Abstract:
Solar radio bursts are unambiguous and sensitive tracers of non-thermal electrons in the corona. These non-thermal electrons owe their origin to episodes of solar activity and lead to a wide variety of radio emissions, making observations of solar radio bursts a very useful probe of solar activity. These emissions are usually bright enough to outshine the quiescent solar emission. The well known classes of solar radio bursts differ dramatically in their appearance in the time-frequency plane and carry useful information about solar activity, especially when combined with observations in higher frequency bands (EUV and X-ray). Spectrographs have been the most commonly used tool for observing solar radio bursts and have played a pivotal role in building our current understanding of these phenomena.
With notably few exceptions, these radio spectrographs have been operating in what is traditionally referred to as low radio frequency bands (< 500 MHz), and the nature of these burst emissions in higher parts of the radio band are yet to be studied in similar detail. This project focuses on studying the archival data from a solar radio observatory operated by the National Institute of Information and Communications Technology (NICT), Japan, namely the YAMAGAWA radio spectrograph, which has been operating since 2016 to the present times covering the band from 70-9000 MHz. The instrument cover bands well beyond the traditional low frequency bands, observe routinely from sunrise to sunset with comparatively few data gaps, provide good quality data including L and R polarizations and span a period of 10 years.
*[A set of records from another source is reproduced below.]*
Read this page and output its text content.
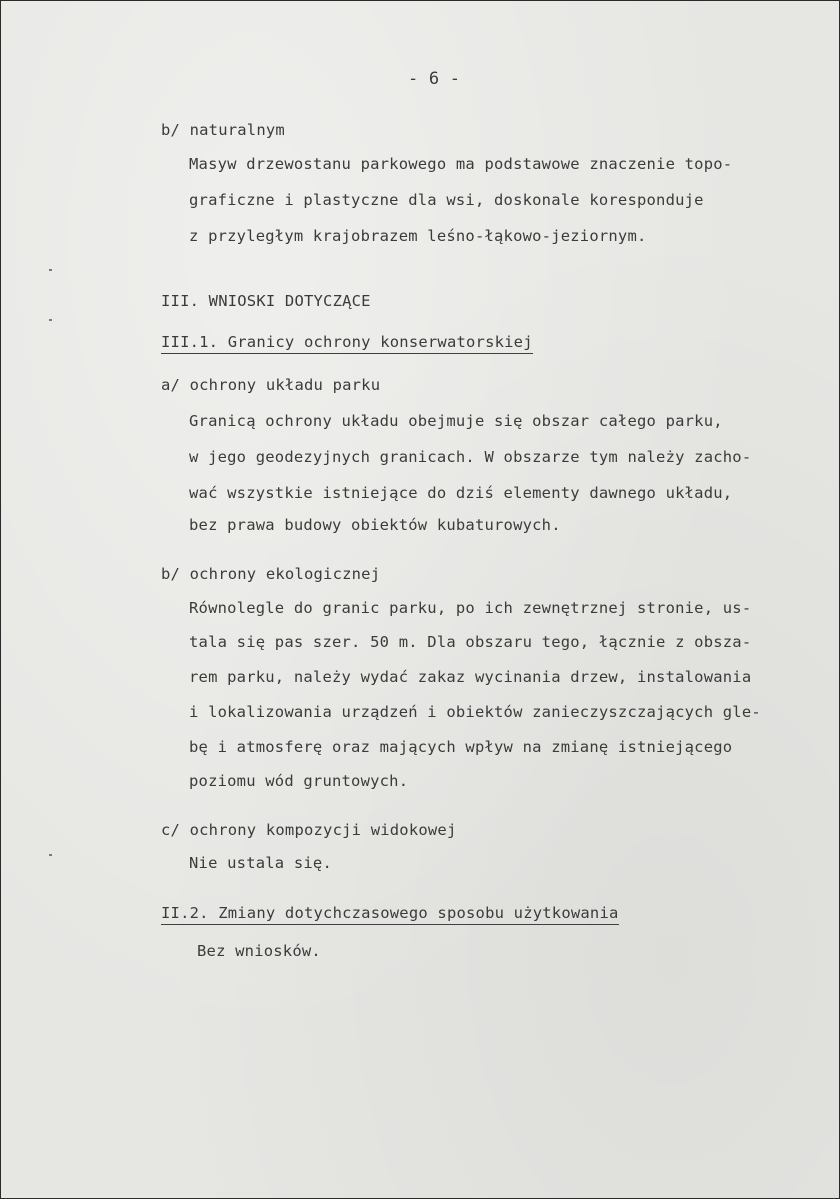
- 6 -
b/ naturalnym
Masyw drzewostanu parkowego ma podstawowe znaczenie topo-
graficzne i plastyczne dla wsi, doskonale koresponduje
z przyległym krajobrazem leśno-łąkowo-jeziornym.
III. WNIOSKI DOTYCZĄCE
III.1. Granicy ochrony konserwatorskiej
a/ ochrony układu parku
Granicą ochrony układu obejmuje się obszar całego parku,
w jego geodezyjnych granicach. W obszarze tym należy zacho-
wać wszystkie istniejące do dziś elementy dawnego układu,
bez prawa budowy obiektów kubaturowych.
b/ ochrony ekologicznej
Równolegle do granic parku, po ich zewnętrznej stronie, us-
tala się pas szer. 50 m. Dla obszaru tego, łącznie z obsza-
rem parku, należy wydać zakaz wycinania drzew, instalowania
i lokalizowania urządzeń i obiektów zanieczyszczających gle-
bę i atmosferę oraz mających wpływ na zmianę istniejącego
poziomu wód gruntowych.
c/ ochrony kompozycji widokowej
Nie ustala się.
II.2. Zmiany dotychczasowego sposobu użytkowania
Bez wniosków.
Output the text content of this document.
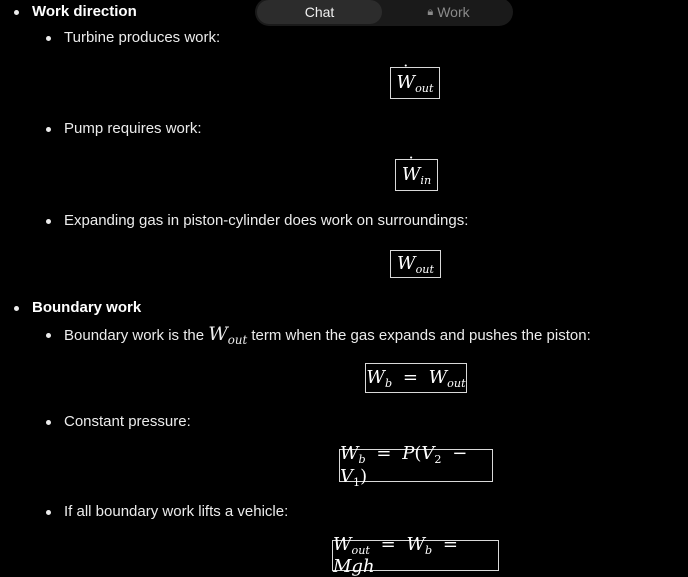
Chat	🔒︎ Work
Work direction
Turbine produces work:
˙ $W_{out}$
Pump requires work:
˙ $W_{in}$
Expanding gas in piston-cylinder does work on surroundings:
$W_{out}$
Boundary work
Boundary work is the $W_{out}$ term when the gas expands and pushes the piston:
$W_b = W_{out}$
Constant pressure:
$W_b = P(V_2 - V_1)$
If all boundary work lifts a vehicle:
$W_{out} = W_b$ = Mgh
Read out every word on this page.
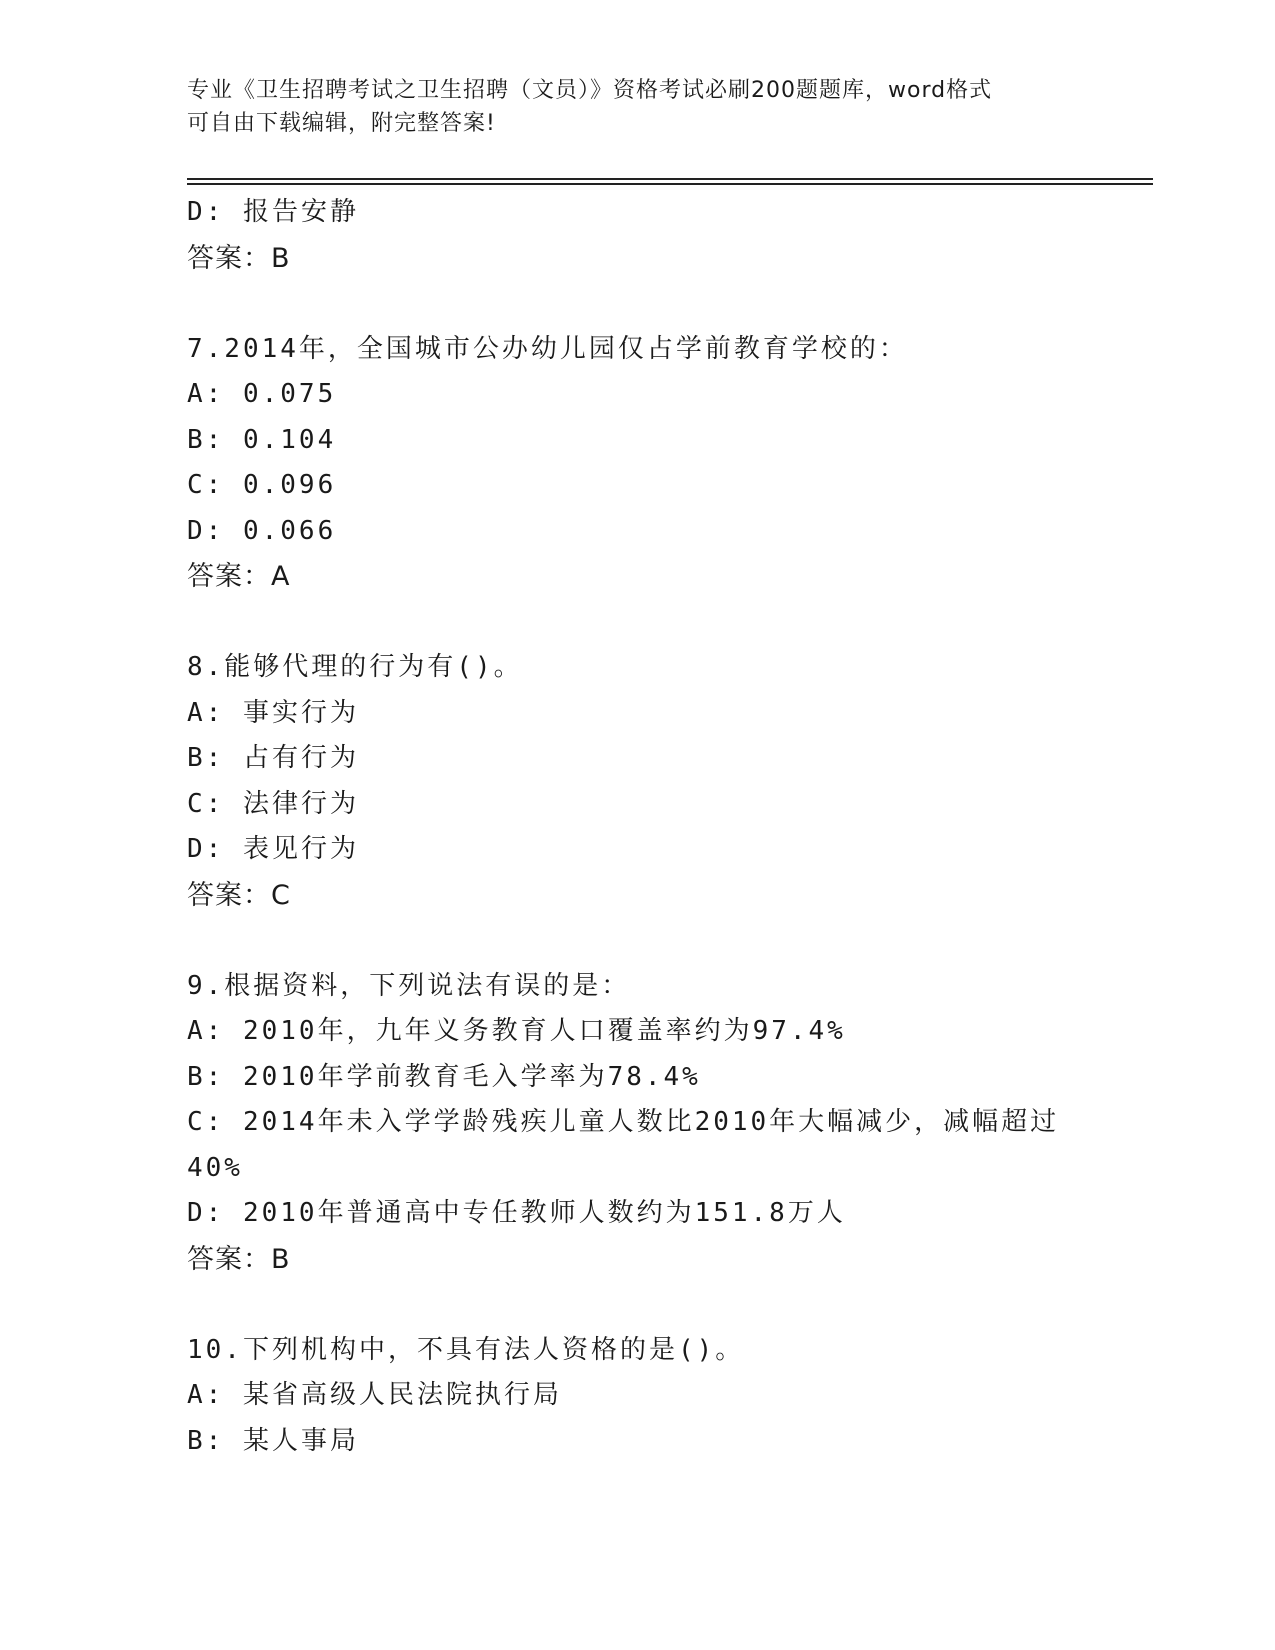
专业《卫生招聘考试之卫生招聘（文员）》资格考试必刷200题题库，word格式
可自由下载编辑，附完整答案!
D: 报告安静
答案：B
7.2014年，全国城市公办幼儿园仅占学前教育学校的：
A: 0.075
B: 0.104
C: 0.096
D: 0.066
答案：A
8.能够代理的行为有()。
A: 事实行为
B: 占有行为
C: 法律行为
D: 表见行为
答案：C
9.根据资料，下列说法有误的是：
A: 2010年，九年义务教育人口覆盖率约为97.4%
B: 2010年学前教育毛入学率为78.4%
C: 2014年未入学学龄残疾儿童人数比2010年大幅减少，减幅超过
40%
D: 2010年普通高中专任教师人数约为151.8万人
答案：B
10.下列机构中，不具有法人资格的是()。
A: 某省高级人民法院执行局
B: 某人事局
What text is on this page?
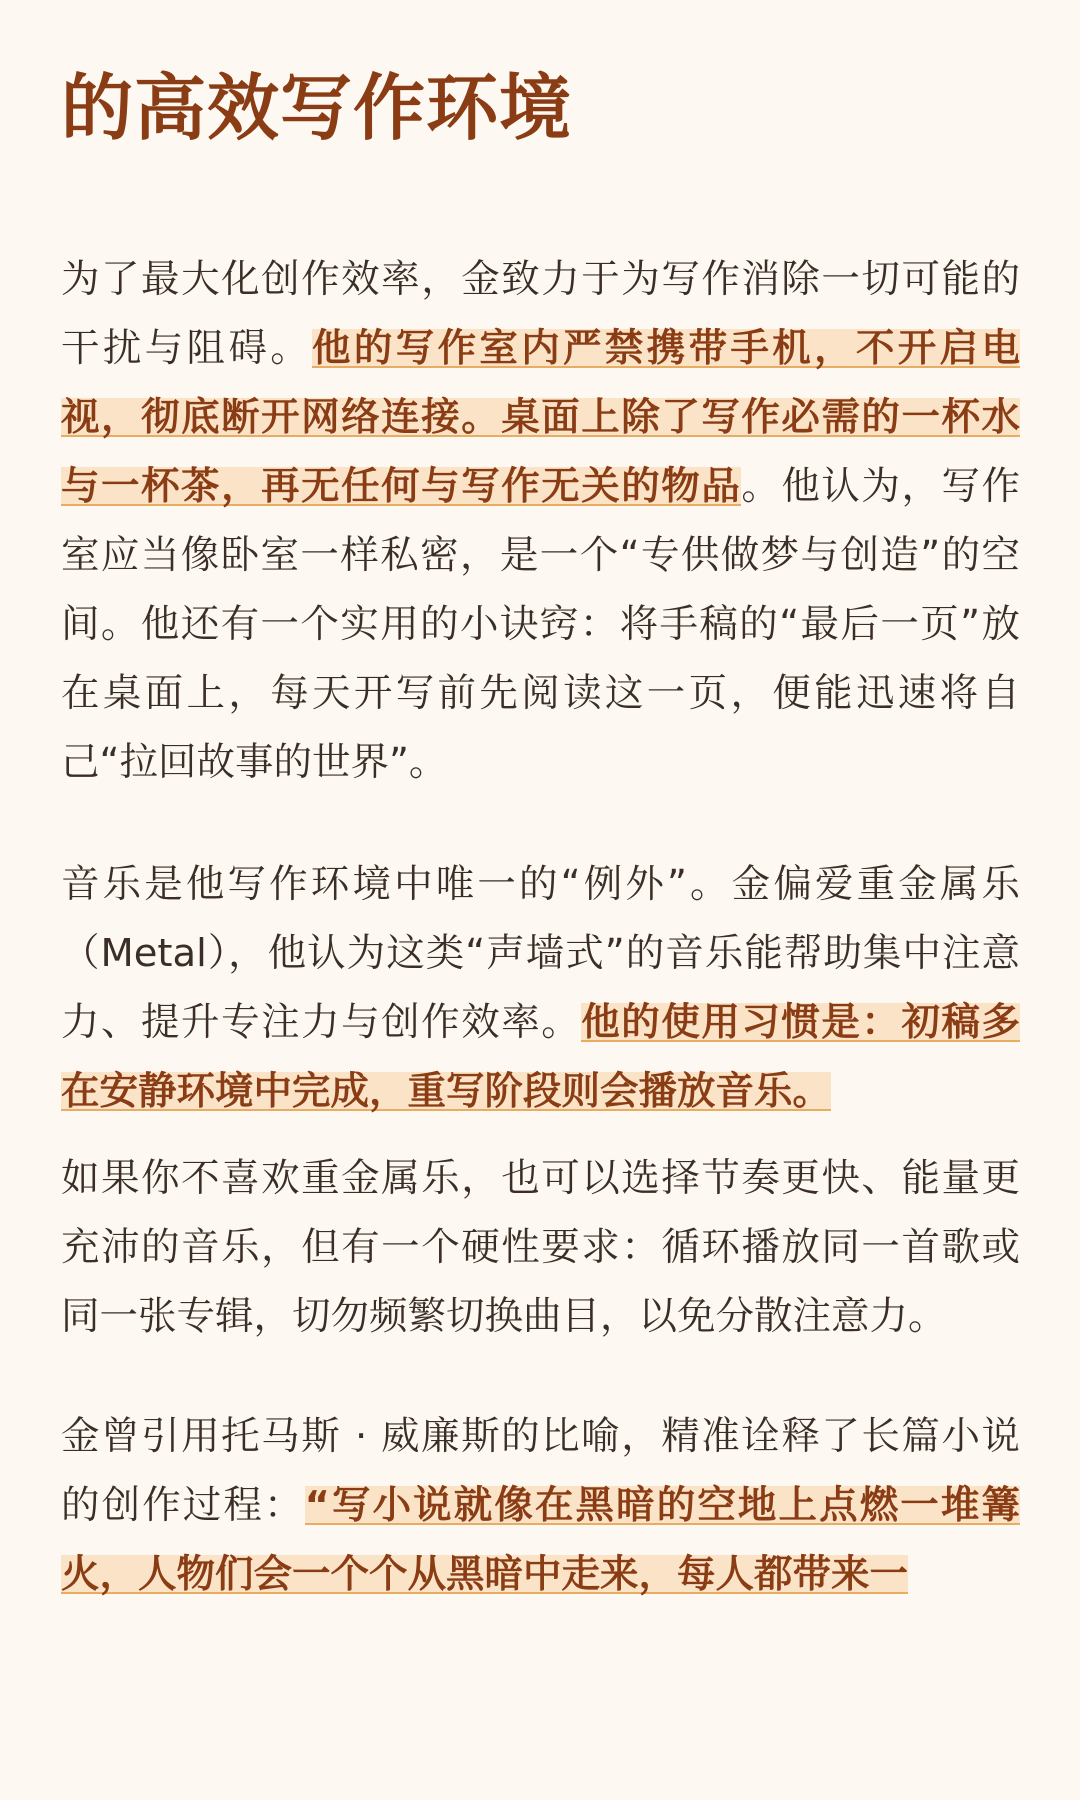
的高效写作环境

为了最大化创作效率，金致力于为写作消除一切可能的干扰与阻碍。他的写作室内严禁携带手机，不开启电视，彻底断开网络连接。桌面上除了写作必需的一杯水与一杯茶，再无任何与写作无关的物品。他认为，写作室应当像卧室一样私密，是一个“专供做梦与创造”的空间。他还有一个实用的小诀窍：将手稿的“最后一页”放在桌面上，每天开写前先阅读这一页，便能迅速将自己“拉回故事的世界”。

音乐是他写作环境中唯一的“例外”。金偏爱重金属乐（Metal），他认为这类“声墙式”的音乐能帮助集中注意力、提升专注力与创作效率。他的使用习惯是：初稿多在安静环境中完成，重写阶段则会播放音乐。

如果你不喜欢重金属乐，也可以选择节奏更快、能量更充沛的音乐，但有一个硬性要求：循环播放同一首歌或同一张专辑，切勿频繁切换曲目，以免分散注意力。

金曾引用托马斯 · 威廉斯的比喻，精准诠释了长篇小说的创作过程：“写小说就像在黑暗的空地上点燃一堆篝火，人物们会一个个从黑暗中走来，每人都带来一
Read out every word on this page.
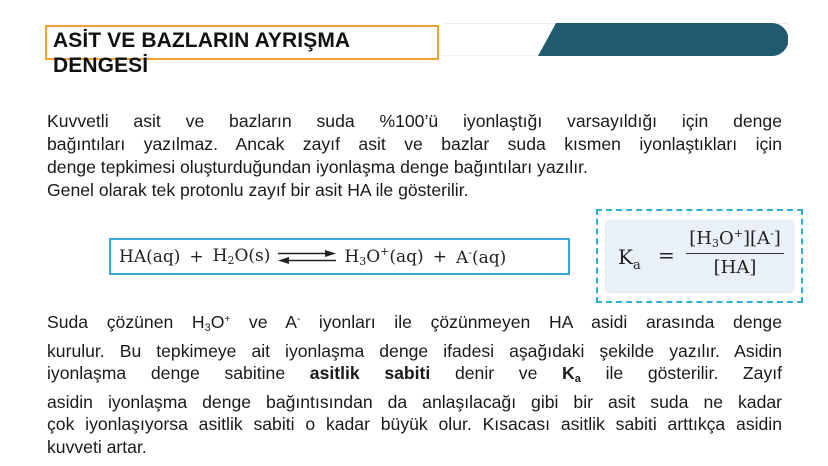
ASİT VE BAZLARIN AYRIŞMA
DENGESİ
Kuvvetli asit ve bazların suda %100’ü iyonlaştığı varsayıldığı için denge
bağıntıları yazılmaz. Ancak zayıf asit ve bazlar suda kısmen iyonlaştıkları için
denge tepkimesi oluşturduğundan iyonlaşma denge bağıntıları yazılır.
Genel olarak tek protonlu zayıf bir asit HA ile gösterilir.
$HA(aq) + H_2O(s)$ ⇌ $H_3O^+(aq) + A^-(aq)$	$K_a = \frac{[H_3O^+][A^-]}{[HA]}$
Suda çözünen H3O+ ve A- iyonları ile çözünmeyen HA asidi arasında denge
kurulur. Bu tepkimeye ait iyonlaşma denge ifadesi aşağıdaki şekilde yazılır. Asidin
iyonlaşma denge sabitine asitlik sabiti denir ve Ka ile gösterilir. Zayıf
asidin iyonlaşma denge bağıntısından da anlaşılacağı gibi bir asit suda ne kadar
çok iyonlaşıyorsa asitlik sabiti o kadar büyük olur. Kısacası asitlik sabiti arttıkça asidin
kuvveti artar.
Algorithms for the detection and the classification of bursts was implemented on the data provided by the instrument. The data required extensive pre-processing before the implementation of detection algorithms. The study also explore feature detection and extraction algorithms using contours and other algorithms for a robust detection of solar signal. Further more two machine learning models were implemented on the data to detect bursts - Random Forest Classifier and YOLO. The insights gained from this study make future investigations more practical and impactful survey of solar radio bursts in the YAMAGAWA data; the algorithms heuristics used in this study are transferable to other telescopes.